Use dmesg -T (uppercase T). It converts the relative-since-boot timestamps to absolute dates using your system's current uptime and clock. Works on Linux from kernel 3.5 and later, which is essentially everything in production today.
What format does syslog use for timestamps?
Traditional rsyslog and syslog-ng use a Mar 21 07:46:40 format with no year. Modern RFC 5424 syslog uses ISO 8601 with full timezone info. journalctl exposes both, plus a Unix epoch format via -o short-unix.
How do I convert a Wireshark timestamp to a date?
Wireshark stores timestamps as epoch seconds with microsecond precision. In the View menu choose Time Display Format → Seconds Since 1970-01-01 to see the raw epoch value. Or paste any exported timestamp into a Unix timestamp converter — it handles fractional seconds correctly.
What is the timestamp format in Splunk _time?

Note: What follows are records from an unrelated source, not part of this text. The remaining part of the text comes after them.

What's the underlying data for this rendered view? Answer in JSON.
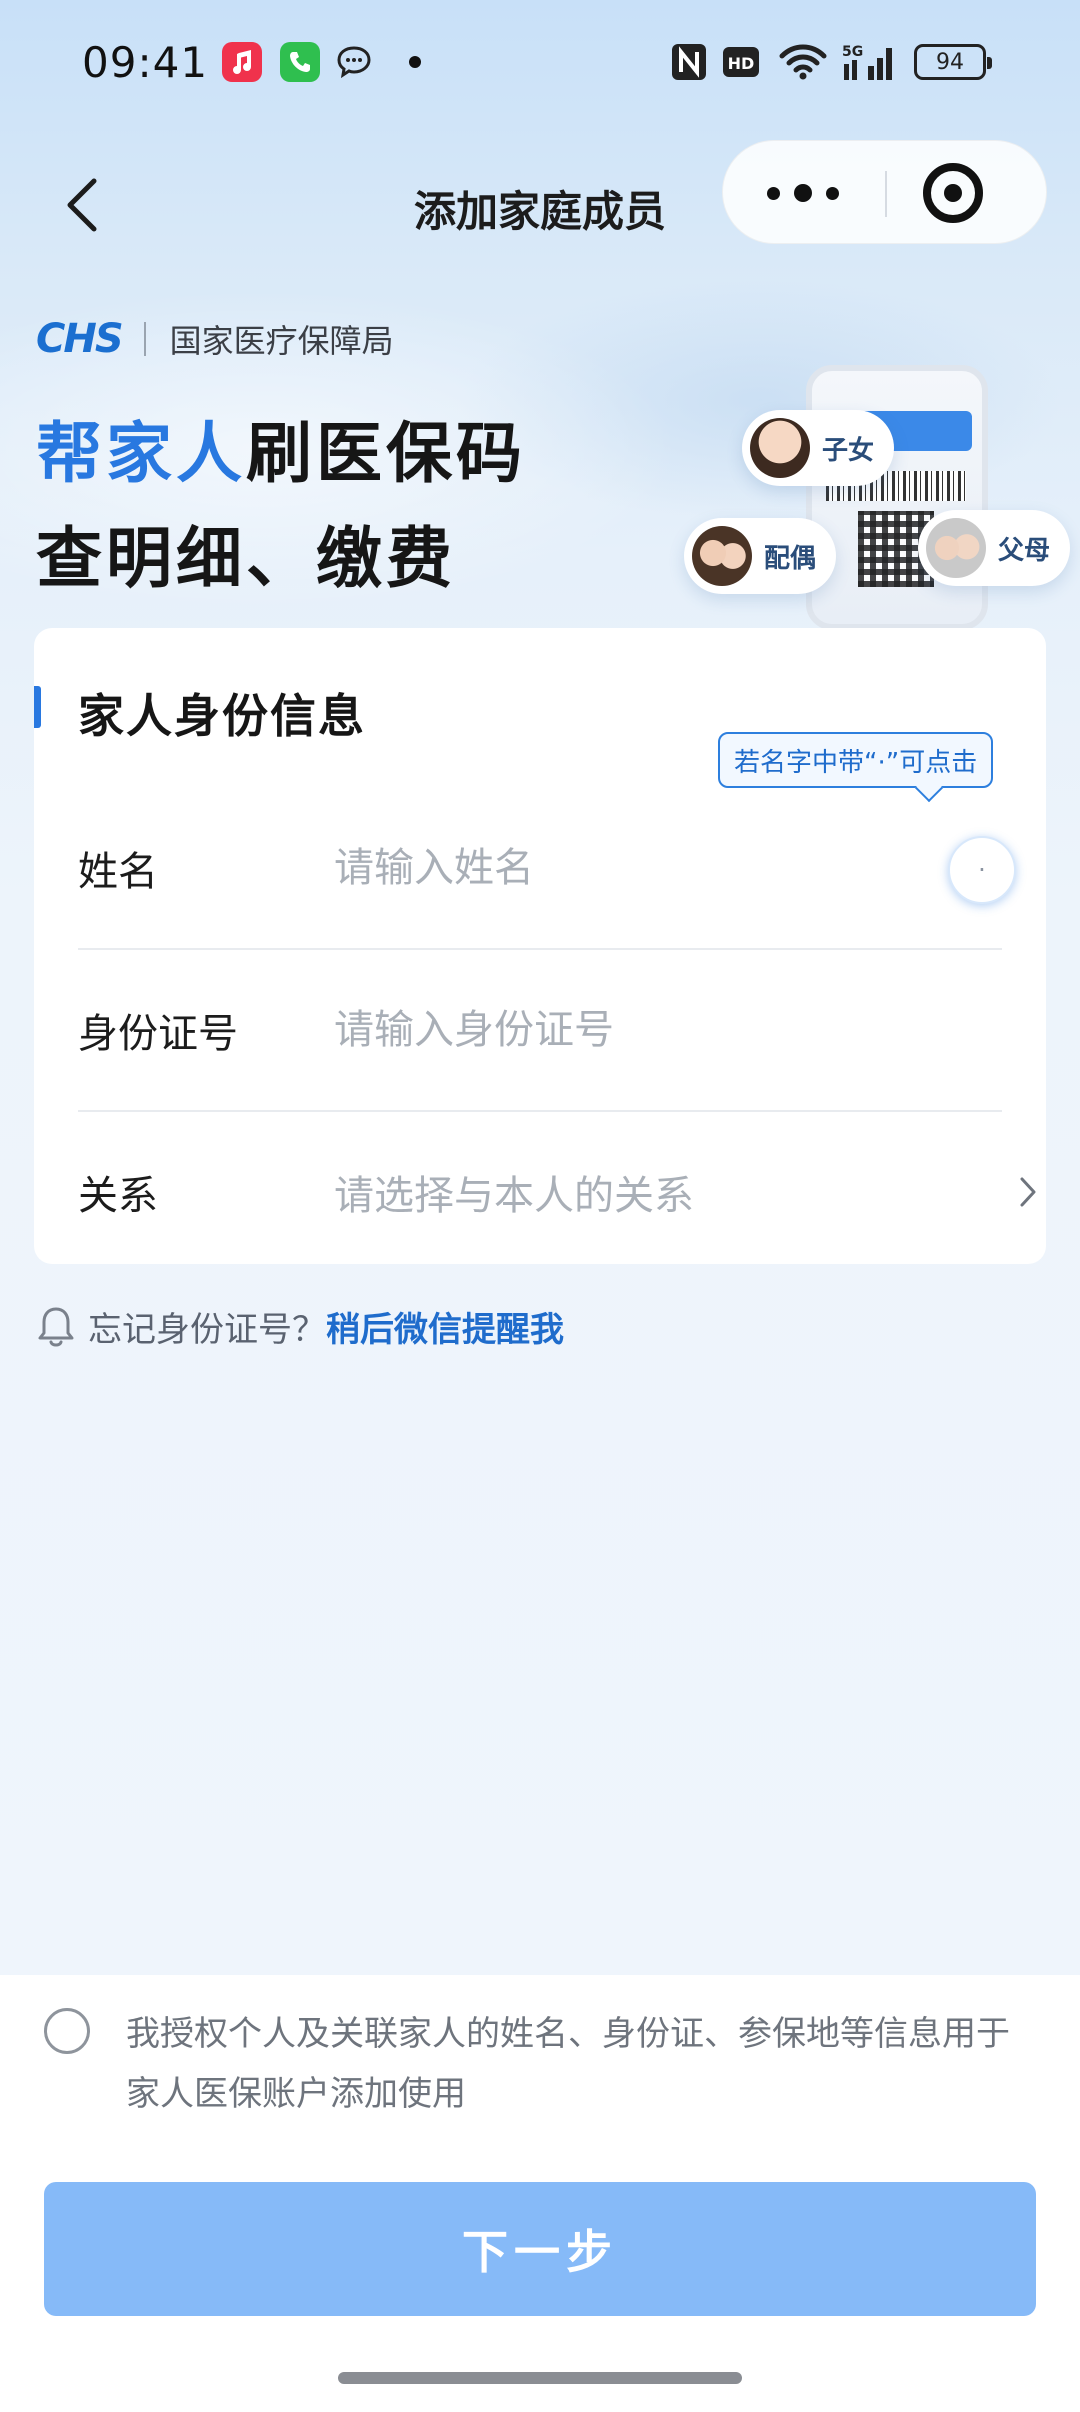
{
  "status_bar": {
    "time": "09:41",
    "battery": "94",
    "icons": [
      "music-app-icon",
      "phone-app-icon",
      "chat-app-icon",
      "nfc-icon",
      "hd-icon",
      "wifi-icon",
      "signal-5g-icon",
      "battery-icon"
    ]
  },
  "nav": {
    "title": "添加家庭成员",
    "back_icon": "chevron-left-icon",
    "more_icon": "more-dots-icon",
    "close_icon": "target-close-icon"
  },
  "hero": {
    "brand_logo": "CHS",
    "brand_name": "国家医疗保障局",
    "headline_accent": "帮家人",
    "headline_rest": "刷医保码",
    "headline_line2": "查明细、缴费",
    "bubbles": {
      "child": "子女",
      "spouse": "配偶",
      "parents": "父母"
    }
  },
  "form": {
    "section_title": "家人身份信息",
    "tooltip": "若名字中带“·”可点击",
    "name": {
      "label": "姓名",
      "placeholder": "请输入姓名",
      "dot_button": "·"
    },
    "id_number": {
      "label": "身份证号",
      "placeholder": "请输入身份证号"
    },
    "relation": {
      "label": "关系",
      "placeholder": "请选择与本人的关系"
    }
  },
  "reminder": {
    "text": "忘记身份证号？",
    "link": "稍后微信提醒我"
  },
  "consent": {
    "text": "我授权个人及关联家人的姓名、身份证、参保地等信息用于家人医保账户添加使用"
  },
  "actions": {
    "next_label": "下一步"
  },
  "colors": {
    "accent": "#2878e0",
    "link": "#1f6ccc",
    "button_disabled": "#86baf8"
  }
}
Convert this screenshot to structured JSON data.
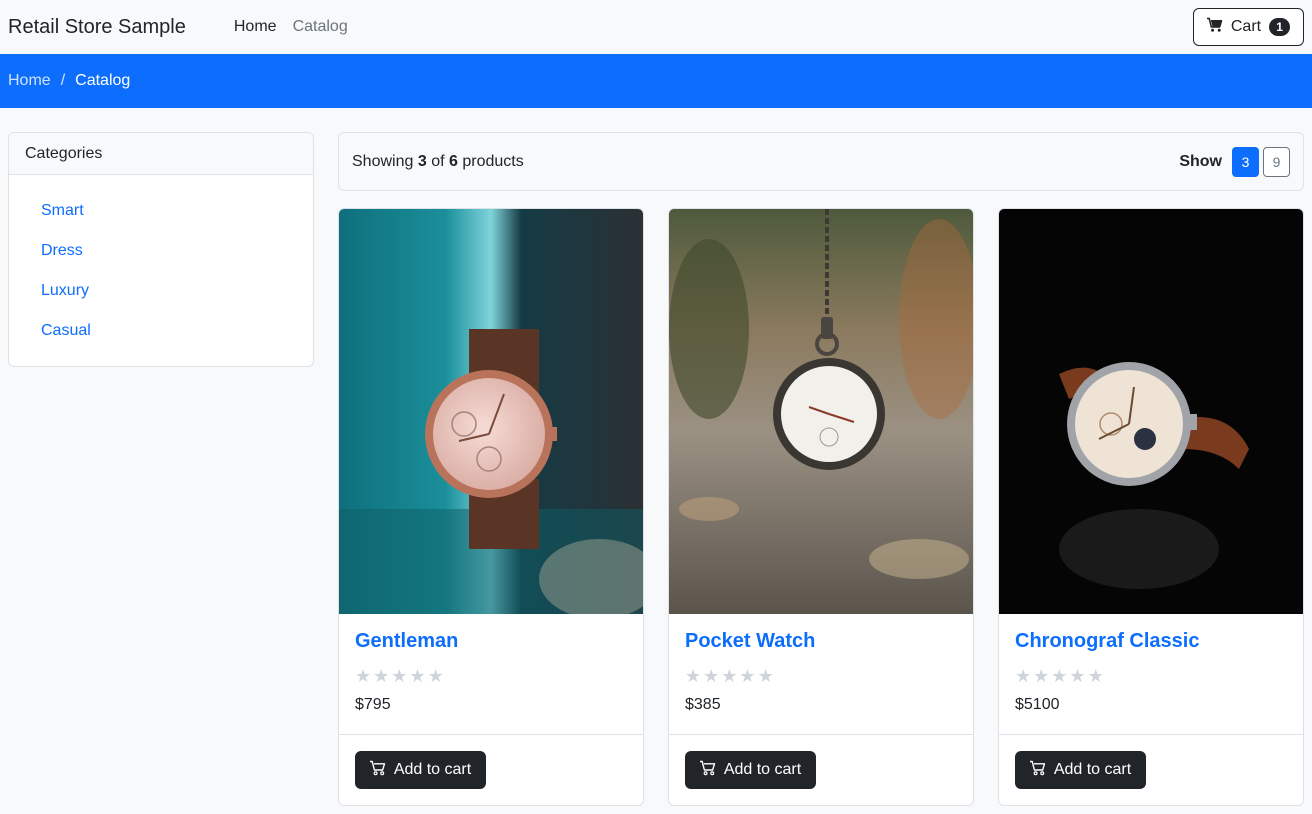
{
  "navbar": {
    "brand": "Retail Store Sample",
    "links": [
      {
        "label": "Home"
      },
      {
        "label": "Catalog"
      }
    ],
    "cart": {
      "label": "Cart",
      "count": "1",
      "icon": "cart-icon"
    }
  },
  "breadcrumb": {
    "home": "Home",
    "separator": "/",
    "current": "Catalog"
  },
  "sidebar": {
    "title": "Categories",
    "items": [
      {
        "label": "Smart"
      },
      {
        "label": "Dress"
      },
      {
        "label": "Luxury"
      },
      {
        "label": "Casual"
      }
    ]
  },
  "toolbar": {
    "showing_prefix": "Showing",
    "showing_count": "3",
    "of": "of",
    "total": "6",
    "suffix": "products",
    "show_label": "Show",
    "page_sizes": [
      "3",
      "9"
    ],
    "selected_page_size": "3"
  },
  "products": [
    {
      "name": "Gentleman",
      "price": "$795",
      "rating": 0,
      "button": "Add to cart"
    },
    {
      "name": "Pocket Watch",
      "price": "$385",
      "rating": 0,
      "button": "Add to cart"
    },
    {
      "name": "Chronograf Classic",
      "price": "$5100",
      "rating": 0,
      "button": "Add to cart"
    }
  ],
  "colors": {
    "primary": "#0d6efd",
    "dark": "#212529",
    "muted": "#6c757d",
    "star_empty": "#ced4da"
  }
}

Splunk _time is a Unix timestamp in seconds, stored with millisecond precision. The search UI shows formatted dates, but the underlying value is epoch. Use strftime(_time, "%s") in SPL to extract the integer value.
How do I see the Kafka message timestamp from kafka-console-consumer?
Add --property print.timestamp=true to your kafka-console-consumer command. Each message will be prefixed with CreateTime: followed by the millisecond Unix timestamp. Divide by 1000 for seconds.